According to Abdu Katuntu, the Shadow Attorney General, it is a general principle in law that once someone has appended their signature, they cannot withdraw it.
Kadaga’s controversial decision prompted the petitioners to consider seeking Constitutional court redress, a move the speaker is reportedly uncomfortable with.
It is not difficult to see why. Her authority and standing would be at stake if the Constitutional court, for instance, overturned her decision.


In exchange for not challenging her decision directly in the Constitutional court, Kadaga, the petitioners say, has promised to have the issues raised in the petition debated when Parliament reconvenes next month.

“The speaker told us that our petition will be tabled as a substantive motion when the House resumes,” Ntenjeru South MP Patrick Nsanja told The Observer yesterday.

However, because of the decision’s far-reaching implications, the petitioners are intent on going to the Constitutional court to reverse the notion that signatures can be withdrawn at will.

“The speaker’s ruling is final and we respect it. But we need to correct the defects in the precedent that Kadaga set,” the lead petitioner, Ajuri MP Hamson Obua Ogwal, told The Observer.

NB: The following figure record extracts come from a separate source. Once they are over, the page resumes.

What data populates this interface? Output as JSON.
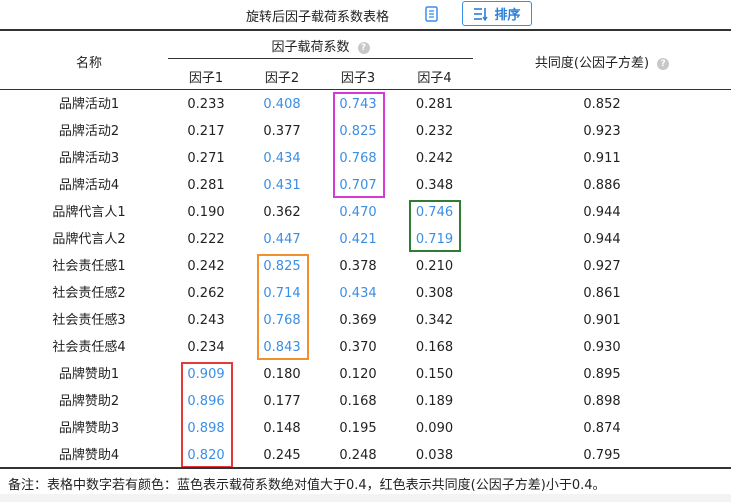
{
  "header": {
    "title": "旋转后因子载荷系数表格",
    "copy_icon": "copy-icon",
    "sort_label": "排序",
    "sort_icon": "sort-icon"
  },
  "colors": {
    "blue": "#3a8ee6",
    "black": "#222222",
    "magenta": "#d63ad6",
    "green": "#2e7d32",
    "orange": "#f0912e",
    "red": "#e5393b"
  },
  "table": {
    "name_header": "名称",
    "group_header": "因子载荷系数",
    "factor_headers": [
      "因子1",
      "因子2",
      "因子3",
      "因子4"
    ],
    "communality_header": "共同度(公因子方差)",
    "rows": [
      {
        "name": "品牌活动1",
        "f": [
          [
            "0.233",
            0
          ],
          [
            "0.408",
            1
          ],
          [
            "0.743",
            1
          ],
          [
            "0.281",
            0
          ]
        ],
        "com": "0.852"
      },
      {
        "name": "品牌活动2",
        "f": [
          [
            "0.217",
            0
          ],
          [
            "0.377",
            0
          ],
          [
            "0.825",
            1
          ],
          [
            "0.232",
            0
          ]
        ],
        "com": "0.923"
      },
      {
        "name": "品牌活动3",
        "f": [
          [
            "0.271",
            0
          ],
          [
            "0.434",
            1
          ],
          [
            "0.768",
            1
          ],
          [
            "0.242",
            0
          ]
        ],
        "com": "0.911"
      },
      {
        "name": "品牌活动4",
        "f": [
          [
            "0.281",
            0
          ],
          [
            "0.431",
            1
          ],
          [
            "0.707",
            1
          ],
          [
            "0.348",
            0
          ]
        ],
        "com": "0.886"
      },
      {
        "name": "品牌代言人1",
        "f": [
          [
            "0.190",
            0
          ],
          [
            "0.362",
            0
          ],
          [
            "0.470",
            1
          ],
          [
            "0.746",
            1
          ]
        ],
        "com": "0.944"
      },
      {
        "name": "品牌代言人2",
        "f": [
          [
            "0.222",
            0
          ],
          [
            "0.447",
            1
          ],
          [
            "0.421",
            1
          ],
          [
            "0.719",
            1
          ]
        ],
        "com": "0.944"
      },
      {
        "name": "社会责任感1",
        "f": [
          [
            "0.242",
            0
          ],
          [
            "0.825",
            1
          ],
          [
            "0.378",
            0
          ],
          [
            "0.210",
            0
          ]
        ],
        "com": "0.927"
      },
      {
        "name": "社会责任感2",
        "f": [
          [
            "0.262",
            0
          ],
          [
            "0.714",
            1
          ],
          [
            "0.434",
            1
          ],
          [
            "0.308",
            0
          ]
        ],
        "com": "0.861"
      },
      {
        "name": "社会责任感3",
        "f": [
          [
            "0.243",
            0
          ],
          [
            "0.768",
            1
          ],
          [
            "0.369",
            0
          ],
          [
            "0.342",
            0
          ]
        ],
        "com": "0.901"
      },
      {
        "name": "社会责任感4",
        "f": [
          [
            "0.234",
            0
          ],
          [
            "0.843",
            1
          ],
          [
            "0.370",
            0
          ],
          [
            "0.168",
            0
          ]
        ],
        "com": "0.930"
      },
      {
        "name": "品牌赞助1",
        "f": [
          [
            "0.909",
            1
          ],
          [
            "0.180",
            0
          ],
          [
            "0.120",
            0
          ],
          [
            "0.150",
            0
          ]
        ],
        "com": "0.895"
      },
      {
        "name": "品牌赞助2",
        "f": [
          [
            "0.896",
            1
          ],
          [
            "0.177",
            0
          ],
          [
            "0.168",
            0
          ],
          [
            "0.189",
            0
          ]
        ],
        "com": "0.898"
      },
      {
        "name": "品牌赞助3",
        "f": [
          [
            "0.898",
            1
          ],
          [
            "0.148",
            0
          ],
          [
            "0.195",
            0
          ],
          [
            "0.090",
            0
          ]
        ],
        "com": "0.874"
      },
      {
        "name": "品牌赞助4",
        "f": [
          [
            "0.820",
            1
          ],
          [
            "0.245",
            0
          ],
          [
            "0.248",
            0
          ],
          [
            "0.038",
            0
          ]
        ],
        "com": "0.795"
      }
    ],
    "highlight_boxes": [
      {
        "color": "magenta",
        "factor": 3,
        "rows": [
          1,
          4
        ]
      },
      {
        "color": "green",
        "factor": 4,
        "rows": [
          5,
          6
        ]
      },
      {
        "color": "orange",
        "factor": 2,
        "rows": [
          7,
          10
        ]
      },
      {
        "color": "red",
        "factor": 1,
        "rows": [
          11,
          14
        ]
      }
    ]
  },
  "footnote": "备注：表格中数字若有颜色：蓝色表示载荷系数绝对值大于0.4，红色表示共同度(公因子方差)小于0.4。"
}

Some of the petitioners are of the view that if the decision is not challenged, it could affect parliamentary business.

“In future it will mean that a member can withdraw a signature from a parliamentary report, something that can prevent such a report from being tabled,” argued one of the petitioners, Busiro East MP Medard Sseggona Lubega.

Shaky deal?

However, we understand that some of the petitioners are not agreeable to the deal. According to our sources, when the petitioners convened in the Butambala Woman MP Mariam Nalubega’s office on Monday to plot a way forward, Sseggona, Gerard Karuhanga (Youth, western) and Wilfred Niwagaba (Ndorwa East) insisted on seeking a Constitutional court interpretation on withdrawal of signatures as well as a judicial review of Kadaga’s refusal to recall the House.

“She is my speaker but I have great respect for the law and even if my colleagues are saying that we should seek interpretation on only the withdrawal of signatures, I am ready to remain alone on this,” Karuhanga told The Observer.